Je ne sais pas si c’est la nostalgie de la picouille qui sent que la retraite prématurée n’est pas trop loin, mais la jument que je suis se refuse à piétiner dans son box et choisit maintenant de voler du temps et d’aller trotter pour le plaisir. Comme les jockeys se font de plus en plus stricts, pour voler du temps à la Course, il faut couper dans le superflu. Je le dis depuis longtemps, les besoins essentiels ne sont qu’une vue de l’esprit… C’est bien connu, les chevaux dorment debout, il n’y avait qu’un pas à franchir pour que les chevaux continuent à trotter durant la nuit.
Mon Cambodge ne dort pas. Mon Cambodge nocturne, c’est mon ventre en étau depuis le Japon (parce que de visiter réellement le Japon m’a fait considérer autrement l’œuvre de Notomb et trouver un nouveau sens à « la métaphysique des tubes »). C’est la pluie incessante qui martèle les toits de tôle, fait déborder les rivières et inonde les rues. C’est cette conversation qui n’a fichtrement rien à voir avec quoi que ce soit qui court, cette conversation qui fait du bien, qui nourrit et à laquelle on ne veut plus s’arracher. Ce sont ces poissons qui n’ont aucun répit et ne demandent qu’à vous masser les pieds sans jamais tenir compte de la loi de l’offre et de la demande. C’est s’obstiner à marcher dans le Quick (comprendre ici l’eau brune qui a tout inondé) envers et contre tous les chauffeurs de Touk-touk qui proposent de vous transporter (là aussi la loi de l’offre et de la demande c’est un concept qui fait défaut).

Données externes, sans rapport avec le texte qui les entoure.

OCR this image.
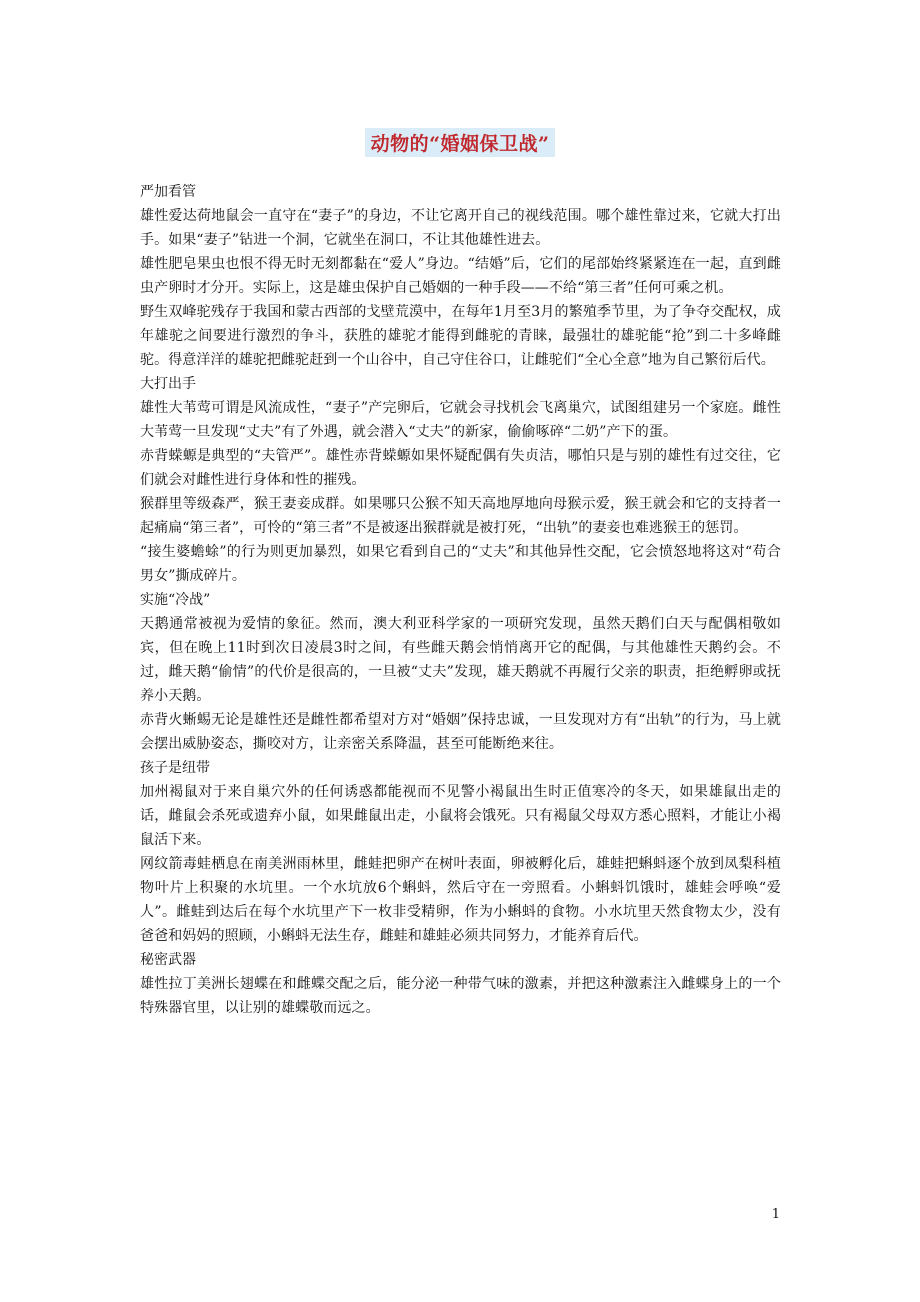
动物的“婚姻保卫战”

严加看管

雄性爱达荷地鼠会一直守在“妻子”的身边，不让它离开自己的视线范围。哪个雄性靠过来，它就大打出手。如果“妻子”钻进一个洞，它就坐在洞口，不让其他雄性进去。

雄性肥皂果虫也恨不得无时无刻都黏在“爱人”身边。“结婚”后，它们的尾部始终紧紧连在一起，直到雌虫产卵时才分开。实际上，这是雄虫保护自己婚姻的一种手段——不给“第三者”任何可乘之机。

野生双峰驼残存于我国和蒙古西部的戈壁荒漠中，在每年1月至3月的繁殖季节里，为了争夺交配权，成年雄驼之间要进行激烈的争斗，获胜的雄驼才能得到雌驼的青睐，最强壮的雄驼能“抢”到二十多峰雌驼。得意洋洋的雄驼把雌驼赶到一个山谷中，自己守住谷口，让雌驼们“全心全意”地为自己繁衍后代。

大打出手

雄性大苇莺可谓是风流成性，“妻子”产完卵后，它就会寻找机会飞离巢穴，试图组建另一个家庭。雌性大苇莺一旦发现“丈夫”有了外遇，就会潜入“丈夫”的新家，偷偷啄碎“二奶”产下的蛋。

赤背蝾螈是典型的“夫管严”。雄性赤背蝾螈如果怀疑配偶有失贞洁，哪怕只是与别的雄性有过交往，它们就会对雌性进行身体和性的摧残。

猴群里等级森严，猴王妻妾成群。如果哪只公猴不知天高地厚地向母猴示爱，猴王就会和它的支持者一起痛扁“第三者”，可怜的“第三者”不是被逐出猴群就是被打死，“出轨”的妻妾也难逃猴王的惩罚。

“接生婆蟾蜍”的行为则更加暴烈，如果它看到自己的“丈夫”和其他异性交配，它会愤怒地将这对“苟合男女”撕成碎片。

实施“冷战”

天鹅通常被视为爱情的象征。然而，澳大利亚科学家的一项研究发现，虽然天鹅们白天与配偶相敬如宾，但在晚上11时到次日凌晨3时之间，有些雌天鹅会悄悄离开它的配偶，与其他雄性天鹅约会。不过，雌天鹅“偷情”的代价是很高的，一旦被“丈夫”发现，雄天鹅就不再履行父亲的职责，拒绝孵卵或抚养小天鹅。

赤背火蜥蜴无论是雄性还是雌性都希望对方对“婚姻”保持忠诚，一旦发现对方有“出轨”的行为，马上就会摆出威胁姿态，撕咬对方，让亲密关系降温，甚至可能断绝来往。

孩子是纽带

加州褐鼠对于来自巢穴外的任何诱惑都能视而不见警小褐鼠出生时正值寒冷的冬天，如果雄鼠出走的话，雌鼠会杀死或遗弃小鼠，如果雌鼠出走，小鼠将会饿死。只有褐鼠父母双方悉心照料，才能让小褐鼠活下来。

网纹箭毒蛙栖息在南美洲雨林里，雌蛙把卵产在树叶表面，卵被孵化后，雄蛙把蝌蚪逐个放到凤梨科植物叶片上积聚的水坑里。一个水坑放6个蝌蚪，然后守在一旁照看。小蝌蚪饥饿时，雄蛙会呼唤“爱人”。雌蛙到达后在每个水坑里产下一枚非受精卵，作为小蝌蚪的食物。小水坑里天然食物太少，没有爸爸和妈妈的照顾，小蝌蚪无法生存，雌蛙和雄蛙必须共同努力，才能养育后代。

秘密武器

雄性拉丁美洲长翅蝶在和雌蝶交配之后，能分泌一种带气味的激素，并把这种激素注入雌蝶身上的一个特殊器官里，以让别的雄蝶敬而远之。

1
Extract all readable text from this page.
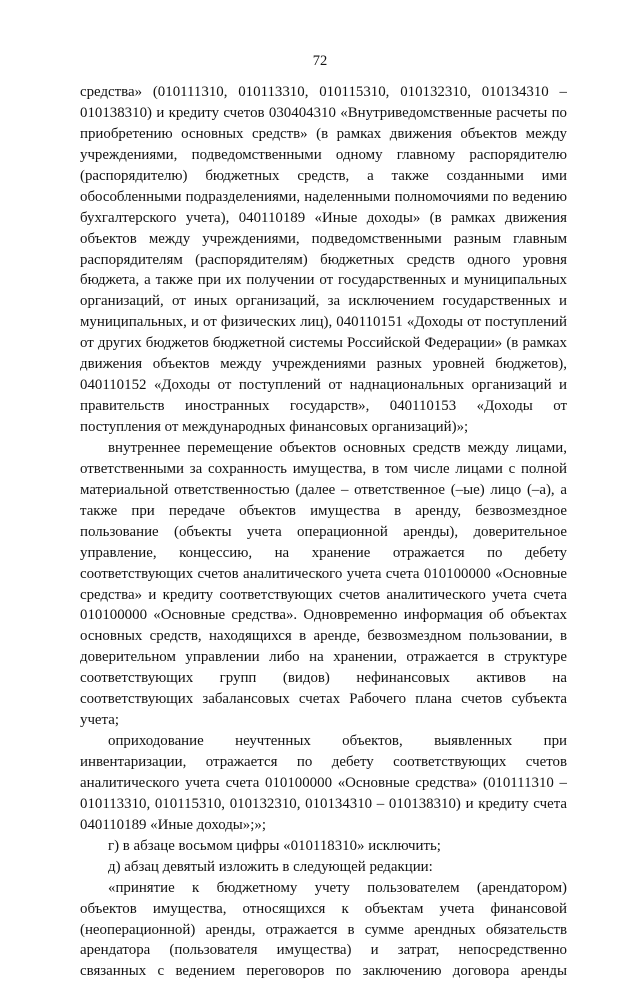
72
средства» (010111310, 010113310, 010115310, 010132310, 010134310 –
010138310) и кредиту счетов 030404310 «Внутриведомственные расчеты по
приобретению основных средств» (в рамках движения объектов между
учреждениями, подведомственными одному главному распорядителю
(распорядителю) бюджетных средств, а также созданными ими
обособленными подразделениями, наделенными полномочиями по ведению
бухгалтерского учета), 040110189 «Иные доходы» (в рамках движения
объектов между учреждениями, подведомственными разным главным
распорядителям (распорядителям) бюджетных средств одного уровня
бюджета, а также при их получении от государственных и муниципальных
организаций, от иных организаций, за исключением государственных и
муниципальных, и от физических лиц), 040110151 «Доходы от поступлений
от других бюджетов бюджетной системы Российской Федерации» (в рамках
движения объектов между учреждениями разных уровней бюджетов),
040110152 «Доходы от поступлений от наднациональных организаций и
правительств иностранных государств», 040110153 «Доходы от
поступления от международных финансовых организаций)»;
внутреннее перемещение объектов основных средств между лицами,
ответственными за сохранность имущества, в том числе лицами с полной
материальной ответственностью (далее – ответственное (–ые) лицо (–а), а
также при передаче объектов имущества в аренду, безвозмездное
пользование (объекты учета операционной аренды), доверительное
управление, концессию, на хранение отражается по дебету
соответствующих счетов аналитического учета счета 010100000 «Основные
средства» и кредиту соответствующих счетов аналитического учета счета
010100000 «Основные средства». Одновременно информация об объектах
основных средств, находящихся в аренде, безвозмездном пользовании, в
доверительном управлении либо на хранении, отражается в структуре
соответствующих групп (видов) нефинансовых активов на
соответствующих забалансовых счетах Рабочего плана счетов субъекта
учета;
оприходование неучтенных объектов, выявленных при
инвентаризации, отражается по дебету соответствующих счетов
аналитического учета счета 010100000 «Основные средства» (010111310 –
010113310, 010115310, 010132310, 010134310 – 010138310) и кредиту счета
040110189 «Иные доходы»;»;
г) в абзаце восьмом цифры «010118310» исключить;
д) абзац девятый изложить в следующей редакции:
«принятие к бюджетному учету пользователем (арендатором)
объектов имущества, относящихся к объектам учета финансовой
(неоперационной) аренды, отражается в сумме арендных обязательств
арендатора (пользователя имущества) и затрат, непосредственно
связанных с ведением переговоров по заключению договора аренды
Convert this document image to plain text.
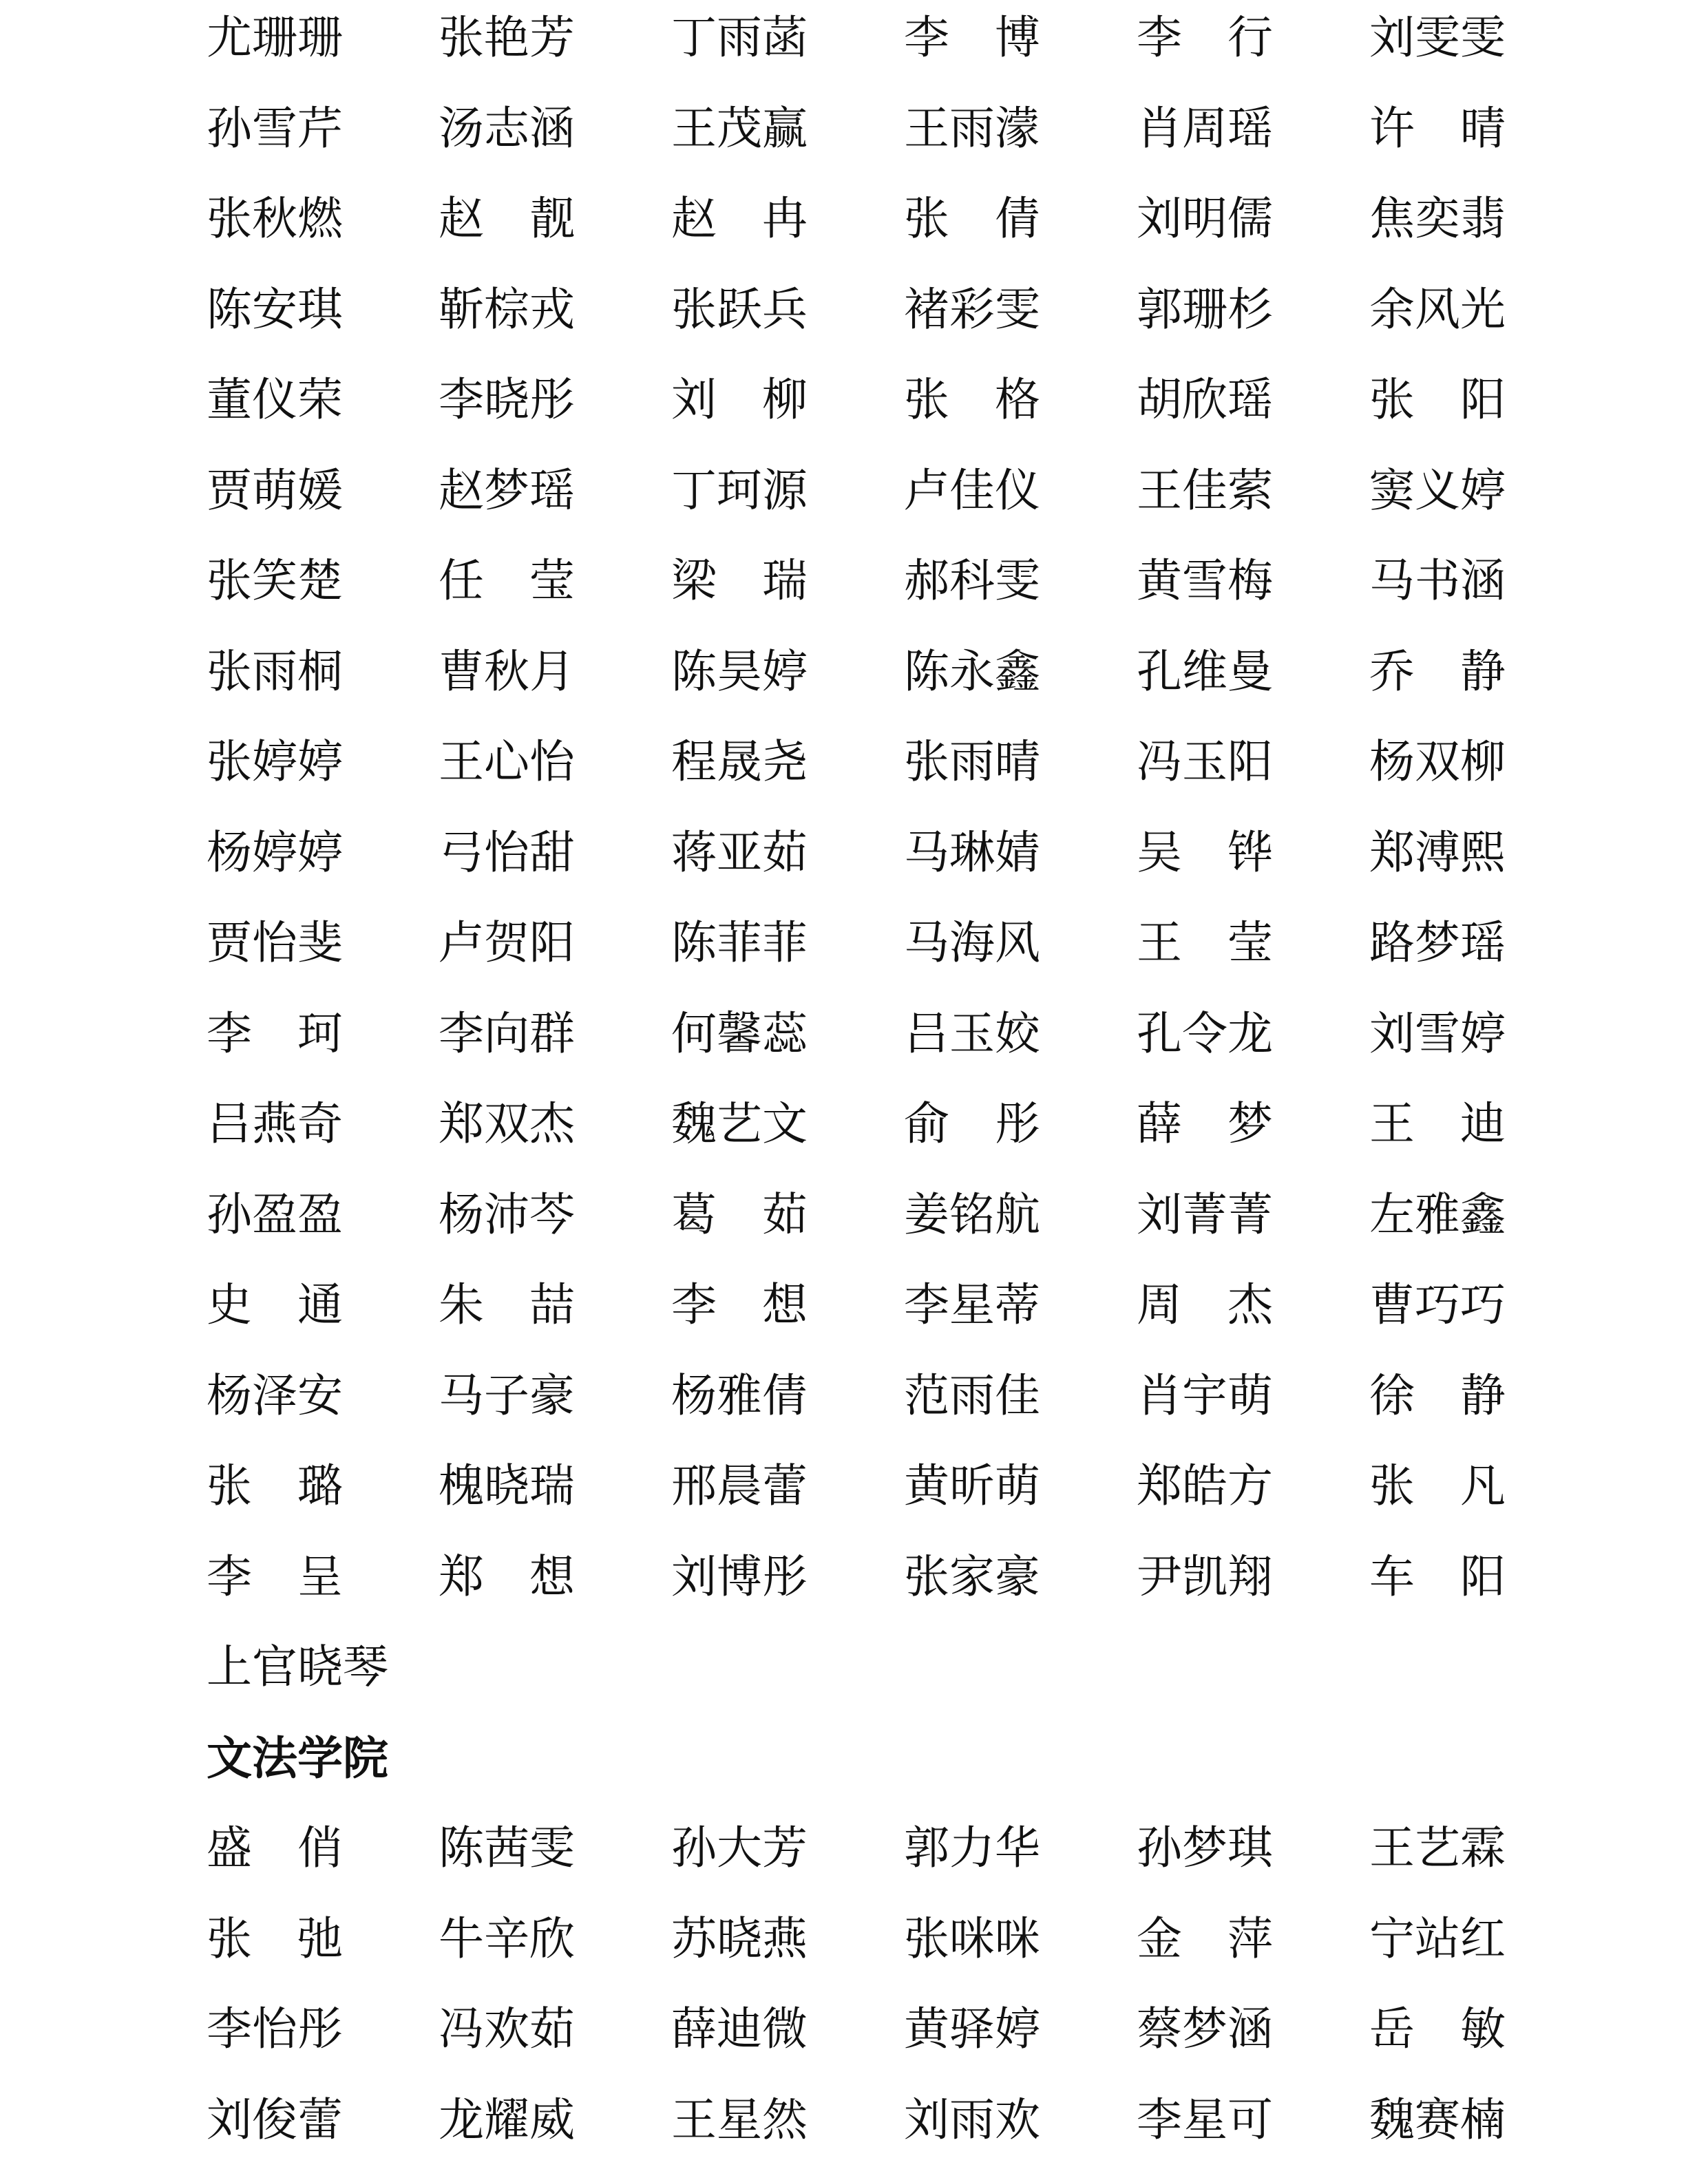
尤珊珊 张艳芳 丁雨菡 李博 李行 刘雯雯
孙雪芹 汤志涵 王茂赢 王雨濛 肖周瑶 许晴
张秋燃 赵靓 赵冉 张倩 刘明儒 焦奕翡
陈安琪 靳棕戎 张跃兵 褚彩雯 郭珊杉 余风光
董仪荣 李晓彤 刘柳 张格 胡欣瑶 张阳
贾萌媛 赵梦瑶 丁珂源 卢佳仪 王佳萦 窦义婷
张笑楚 任莹 梁瑞 郝科雯 黄雪梅 马书涵
张雨桐 曹秋月 陈昊婷 陈永鑫 孔维曼 乔静
张婷婷 王心怡 程晟尧 张雨晴 冯玉阳 杨双柳
杨婷婷 弓怡甜 蒋亚茹 马琳婧 吴铧 郑溥熙
贾怡斐 卢贺阳 陈菲菲 马海风 王莹 路梦瑶
李珂 李向群 何馨蕊 吕玉姣 孔令龙 刘雪婷
吕燕奇 郑双杰 魏艺文 俞彤 薛梦 王迪
孙盈盈 杨沛芩 葛茹 姜铭航 刘菁菁 左雅鑫
史通 朱喆 李想 李星蒂 周杰 曹巧巧
杨泽安 马子豪 杨雅倩 范雨佳 肖宇萌 徐静
张璐 槐晓瑞 邢晨蕾 黄昕萌 郑皓方 张凡
李呈 郑想 刘博彤 张家豪 尹凯翔 车阳
上官晓琴
文法学院
盛俏 陈茜雯 孙大芳 郭力华 孙梦琪 王艺霖
张弛 牛辛欣 苏晓燕 张咪咪 金萍 宁站红
李怡彤 冯欢茹 薛迪微 黄驿婷 蔡梦涵 岳敏
刘俊蕾 龙耀威 王星然 刘雨欢 李星可 魏赛楠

Certes, je ne crois pas aux besoins essentiels. Mais le sommeil, j’aime bien. Mon Cambodge, c’est saisir l’instant tout en sachant le ponctuer de siestes impromptues. Mon Cambodge, c’est user à la corde mon oreiller à cou dans les transports. C’est s’endormir la bouche grande ouverte dans un moment inopportun… C’est une infinité de mini power nap, mais c’est surtout une sieste au petit matin à Angkor Wat. (N.B. Angkor, c’est à la fois le nom du lieu où se trouve un ensemble de temples pour lequel je n’arrive à trouver un qualificatif assez fort… ET le nom d’une bière cambodgienne. La fille de région en moi ne peut que saluer le fait qu’on reconnaisse ici tout le sacré du houblon!). À Angkor, donc, la jument profite de l’inattention des jockeys pour s’égarer dans un minitemple, contempler Bouddha (parce que des fois c’est là tout ce qu’il reste à faire) et « méditer » un peu. Sa « méditation » se verra interrompue en deux occasions. La première fois, la jument craint de se faire reprocher son manque de sens du sacré mais se rend plutôt compte qu’on la réveille pour lui offrir de s’allonger sur un tapis de prière plus confortable que le sol et ses fourmis. Au deuxième réveil, une vieille nonne et une fillette s’affairent à nettoyer l’espace de prière et à étendre des tapis. La jument les aide un peu dans leur besogne. Elles l’observent, lui sourient et l’invitent à prier avec elles. Plus tard, la jument impie se risquera au recueillement avec elles et d’autres nonnes. Les vieilles femmes compareront leurs mains à ses juvéniles sabots en riant du fait qu’ils aient visiblement si peu travaillé. Elles orneront son poignet d’un ruban rouge en entonnant des incantations dont le sens lui échappera totalement et concluront en tapotant avec amusement sa fossette. Parce que les marchands ne sont plus jamais très loin du temple, le coût de cet instant entre la magie et l’incompréhension se chiffrera à 2 dollars US. Peu cher payé pour échapper à l’attelage et aux coups d’étriers.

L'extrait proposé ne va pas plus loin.